Chapter 3, titled “The Mutuality of Shared Spaces,” examines shared housing among working class families. Shared housing was described as an important survival strategy for working class families. This sharing occurred both for rental and ownership of homes, in single family and multifamily dwellings. The formation of these expanded households tended to hinge on connections between female kin, with cross-generational sharing more common (mothers/daughters or aunts/nieces) than sharing among members of the same generation. In many cases, homeowners charged co-habiting relatives below market rates for room and board, thereby helping to stretch family budgets. While shared housing undoubtedly help working class families cope with a variety of life cycle changes, it created discontent when there were unclear expectations regarding monetary and household contributions.
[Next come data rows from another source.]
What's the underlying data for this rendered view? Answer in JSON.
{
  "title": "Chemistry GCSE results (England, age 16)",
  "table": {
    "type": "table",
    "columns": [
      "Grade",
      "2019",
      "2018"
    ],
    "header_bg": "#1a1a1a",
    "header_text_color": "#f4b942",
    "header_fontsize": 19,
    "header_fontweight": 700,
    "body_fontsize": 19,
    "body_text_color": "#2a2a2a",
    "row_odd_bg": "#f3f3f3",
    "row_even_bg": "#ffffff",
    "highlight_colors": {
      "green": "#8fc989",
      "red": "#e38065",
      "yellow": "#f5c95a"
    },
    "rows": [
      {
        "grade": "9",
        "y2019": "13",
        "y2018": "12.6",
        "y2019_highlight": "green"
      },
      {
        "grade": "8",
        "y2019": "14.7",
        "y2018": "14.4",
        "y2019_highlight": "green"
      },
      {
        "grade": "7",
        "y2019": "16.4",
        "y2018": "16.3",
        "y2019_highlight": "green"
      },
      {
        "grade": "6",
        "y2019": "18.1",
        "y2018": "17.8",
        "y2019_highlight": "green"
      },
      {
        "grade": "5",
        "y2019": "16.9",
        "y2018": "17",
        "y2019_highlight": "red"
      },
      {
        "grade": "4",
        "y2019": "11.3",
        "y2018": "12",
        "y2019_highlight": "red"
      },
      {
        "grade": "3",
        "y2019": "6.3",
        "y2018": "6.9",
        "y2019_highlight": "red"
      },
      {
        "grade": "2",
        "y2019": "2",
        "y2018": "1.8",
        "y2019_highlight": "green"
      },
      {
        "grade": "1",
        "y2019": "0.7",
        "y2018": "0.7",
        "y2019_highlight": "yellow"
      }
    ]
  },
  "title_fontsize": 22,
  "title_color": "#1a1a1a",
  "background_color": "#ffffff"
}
Chapter 4, titled “What Goes ‘Round, Comes ‘Round,” deals with reciprocity, or the exchange of goods, services and labor among working class families. Reciprocal arrangements were common for housework, childcare, clothing, food and cash. A separate, but related issue regarding childcare was that of fostering children. As in the case of shared housing, reciprocal arrangements tended to hinge on the relationships among women. Children were also of paramount importance. The provision of food, clothing and other services for children was of special concern. In particular, there was less pressure for repayment when services were provided for children as compared to when they were provided for adults. These reciprocal arrangements were often the lifeline that kept working class families afloat when they faced setbacks or disaster. Yet not all families were able to benefit from these arrangements. Those best able to benefit from reciprocity had strong social networks, and, in the case of cash, a reputation for timely repayment.
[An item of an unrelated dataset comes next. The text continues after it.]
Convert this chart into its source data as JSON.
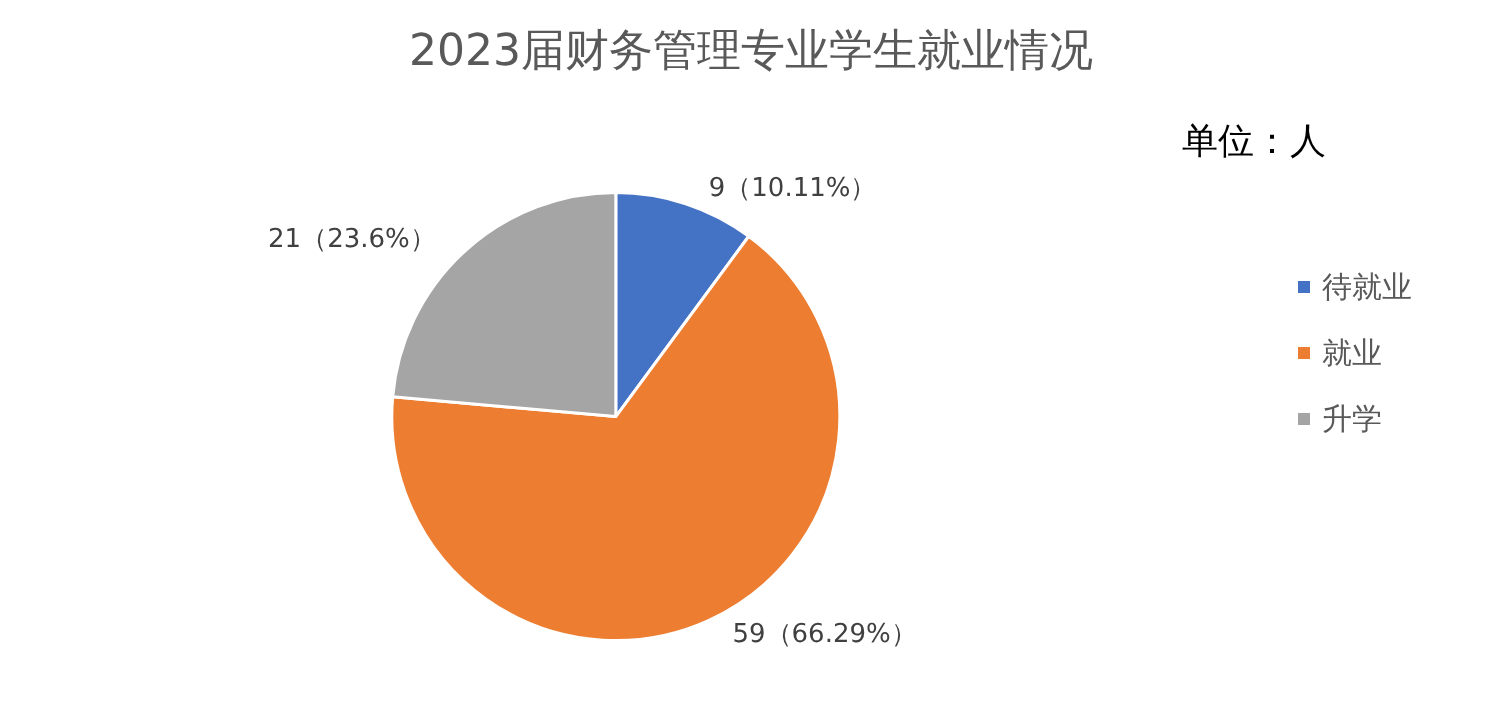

Chapter 5, titled “The Family Economy in the Marketplace,” deals with the ways in which market transactions enhanced the operation of working class households. Purchases of goods and services helped to create more time for female workforce participation. For example, the purchase of baked goods, ready-made clothing, varying levels of laundry services, and household appliances such as washing machines, irons and sewing machines could reduce the time women spent on household duties. Participation in the second hand market helped working class families obtain items that would otherwise be unaffordable, such as clothing, furniture and work tools. Credit was often used by these families to meet regular expenses, like food or rent, during periods of unemployment or difficulty. In general, however, the use of credit for additional purchases was viewed with fear and avoided.

The final chapter of the book, titled “Class, Gender and Reciprocity,” presents David Montgomery’s tribute to Susan Porter Benson and her contributions to our understanding of working women in the United States of the early twentieth century.
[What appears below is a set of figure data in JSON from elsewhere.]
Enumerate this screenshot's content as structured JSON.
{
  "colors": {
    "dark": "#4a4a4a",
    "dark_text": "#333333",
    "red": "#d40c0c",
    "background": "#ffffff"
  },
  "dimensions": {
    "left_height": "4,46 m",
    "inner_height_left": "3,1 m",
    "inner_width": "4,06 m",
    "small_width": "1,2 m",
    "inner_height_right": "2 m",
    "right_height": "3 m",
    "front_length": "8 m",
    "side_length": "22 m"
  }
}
This book was enjoyable to read due to the detailed and often colorful accounts of the lives of individual women and their families. It is, however, a very different investigation of working class lives than found in the many cost of living studies that are based on working class budgets, or Peter Shergold’s specific examination of the working classes in Working-Class Life: The “American Standard” in Comparative Perspective, 1899-1913 (University of Pittsburgh Press, 1982). Specifically, the book offers little in the way of aggregate statistics. When provided, they raise questions about the importance attached to specific characteristics of the working class lives under consideration. For example, the importance of shared housing is addressed in Chapter 3. Tables 1, 2 and 3 in the notes to Chapter 3 suggest that shared housing was a reality for approximately 17 percent of the households surveyed. Economists will find this general absence of quantification frustrating.

Marianne Ward is Associate Professor in the Department of Economics at Loyola College in Maryland. She is currently working on reconciliations of international comparisons across time and space. She also continues work on a longer term project to produce international price and income benchmarks for a large group of countries in the nineteenth and twentieth centuries.